The Intel 82C54 is a high-performance, CHMOS version of the industry standard 8254 counter/timer. It provides three independent 16-bit counters. All operating modes are software programmable. The 82C54 is pin compatible with the HMOS 8254, and is a superset of the 8253. Six programmable modes allow the 82C54 to be used as an event counter, elapsed time indicator, programmable one-shot, and in many other applications.

In the PC's architecture the 8254 is located at hardware I/O address 40H through 43H. The following C/Assembler code reads the 16 bit count maintained by channel 0 of the PC's 8254. Each count represent a time interval of 0.41905 uSec.

unsigned int read_8254_count (void)
{
asm {
pushf // save current inetrrupt status
cli // no ints while we read the 8254
mov al,0 // command to latch counter for counter 0
out 0x43,al // tell the 8254 to latch the count
db 0x24, 0xf0 // jmp $+2, this slow I/O on fast processors
in al,0x40 // read LSB of 8254's count
mov ah,al // temp save
db 0x24, 0xf0 // jmp $+2
in al,0x40 // read MSB of count
xchg al,ah // get right order of MSB/LSB
popf // return saved interrupt status
}
return _AX;
}

 

[Cartouche Bee]

And if you get real desperate you could always write some assembler noop loops and get some even finer resolutions.

 

[Lucky]

Thanks, I´ll try the assembler programming now, but also test a few other features. I hope at least one of them works as intended.

 

[Lucky]

Could you tell me where you got that C/ASM code from?
I need to find out which compiler they use, which include libraries, etc.
I currently use the standard GNU C compiler, so that the program is most platform independant, but that function does not work there. I rewrote the assembler code, but it still is kind of difficult to use.
Any info would be appreciated.

 

[gonzo_for_civ]

@Lucky, please post and tell us the results of your assembly efforts

 

[Cartouche Bee]

Good thing gonzo posted cause I didn't notice that you had made another post.

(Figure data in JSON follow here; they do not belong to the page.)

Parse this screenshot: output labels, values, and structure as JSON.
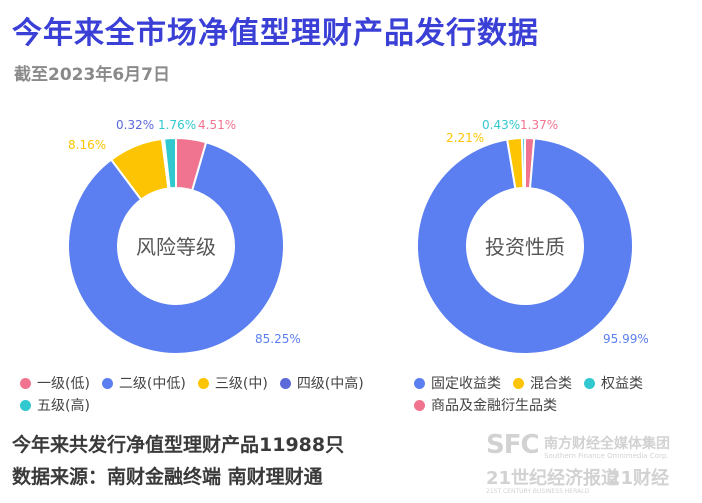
{
  "title": "今年来全市场净值型理财产品发行数据",
  "subtitle": "截至2023年6月7日",
  "chart_data": [
    {
      "type": "pie",
      "center_label": "风险等级",
      "labels": [
        "一级(低)",
        "二级(中低)",
        "三级(中)",
        "四级(中高)",
        "五级(高)"
      ],
      "values": [
        4.51,
        85.25,
        8.16,
        0.32,
        1.76
      ],
      "value_labels": [
        "4.51%",
        "85.25%",
        "8.16%",
        "0.32%",
        "1.76%"
      ],
      "colors": [
        "#f0748f",
        "#5b7ff0",
        "#fcc402",
        "#5b6ad8",
        "#32c8d0"
      ],
      "legend_position": "bottom"
    },
    {
      "type": "pie",
      "center_label": "投资性质",
      "labels": [
        "商品及金融衍生品类",
        "固定收益类",
        "混合类",
        "权益类"
      ],
      "values": [
        1.37,
        95.99,
        2.21,
        0.43
      ],
      "value_labels": [
        "1.37%",
        "95.99%",
        "2.21%",
        "0.43%"
      ],
      "colors": [
        "#f0748f",
        "#5b7ff0",
        "#fcc402",
        "#32c8d0"
      ],
      "legend_position": "bottom"
    }
  ],
  "legend_left": {
    "row1": [
      {
        "label": "一级(低)",
        "color": "#f0748f"
      },
      {
        "label": "二级(中低)",
        "color": "#5b7ff0"
      },
      {
        "label": "三级(中)",
        "color": "#fcc402"
      },
      {
        "label": "四级(中高)",
        "color": "#5b6ad8"
      }
    ],
    "row2": [
      {
        "label": "五级(高)",
        "color": "#32c8d0"
      }
    ]
  },
  "legend_right": {
    "row1": [
      {
        "label": "固定收益类",
        "color": "#5b7ff0"
      },
      {
        "label": "混合类",
        "color": "#fcc402"
      },
      {
        "label": "权益类",
        "color": "#32c8d0"
      }
    ],
    "row2": [
      {
        "label": "商品及金融衍生品类",
        "color": "#f0748f"
      }
    ]
  },
  "footer": {
    "total_text": "今年来共发行净值型理财产品11988只",
    "source_text": "数据来源：南财金融终端 南财理财通"
  },
  "watermark": {
    "logo": "SFC",
    "group_name": "南方财经全媒体集团",
    "group_en": "Southern Finance Omnimedia Corp.",
    "paper_name": "21世纪经济报道",
    "brand": "21财经",
    "paper_en": "21ST CENTURY BUSINESS HERALD"
  }
}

If you need better resolution than the timer permits you can stock a noop loop to take up the slack. Of course you have to be able to measure the performance of the machine that you run on to use that approach. I'm not too sure how "real time" you have to go to, you may have to even allow for checks to the clock in the noop loop if your getting real microscopic.



Anyway:

Did search on "8253/8254 Programming" got 97 hits

First link leads you to the program chunk I posted

http://www.techedge.com.au/tech/8253tec.htm

http://www.decisioncards.com/io/tutorials/8254_tut.html

http://www.decisioncards.com/io/tutorials/8254_tut2.html

 

[Lucky]

Well, the decision I had to make was between another C function I found and writing an assembler program. I actually did both, and the assembler part worked as intended, but it was kind of difficult to implement in the program itself.

The uclock C-function returns a simple clock setting of the 8253/8254. It is even simpler and therefore faster in processing the timer data than the assembler code I wrote and the ones you and I found somewhere else.
With the implementation in the C program, it runs with a precision of +-3..5 µs. We will now have to test whether that is enough. My personal belief is that it's ok, since the step motor itself is not capable of much more than that precision, but the experiments we will run next week (probably) will yield more results.

Until then I have to polish up the code a bit and hopefully gain a bit more speed. But since the comp we use is a PII 350, there is nothing really to worry about.
More on next week.

 

[Cartouche Bee]

Some 'C' compliers let you write inline code but I haven't done any of that for more than 10 years. The fact that the compiler wrote code to read the clock that was faster than the assembler kind of shows why it's not done much any more.

The time precision [Edit-opps: shouldn't] be a problem operating stepper motors, they probably have more operational lag than the resolution on the timer chip.

 

[Lucky]

Ok, the function seems to work as intended, the motor is running fine. The uclock() is precise enough.

But for final examination, we need to run several test series. That will still take a while more.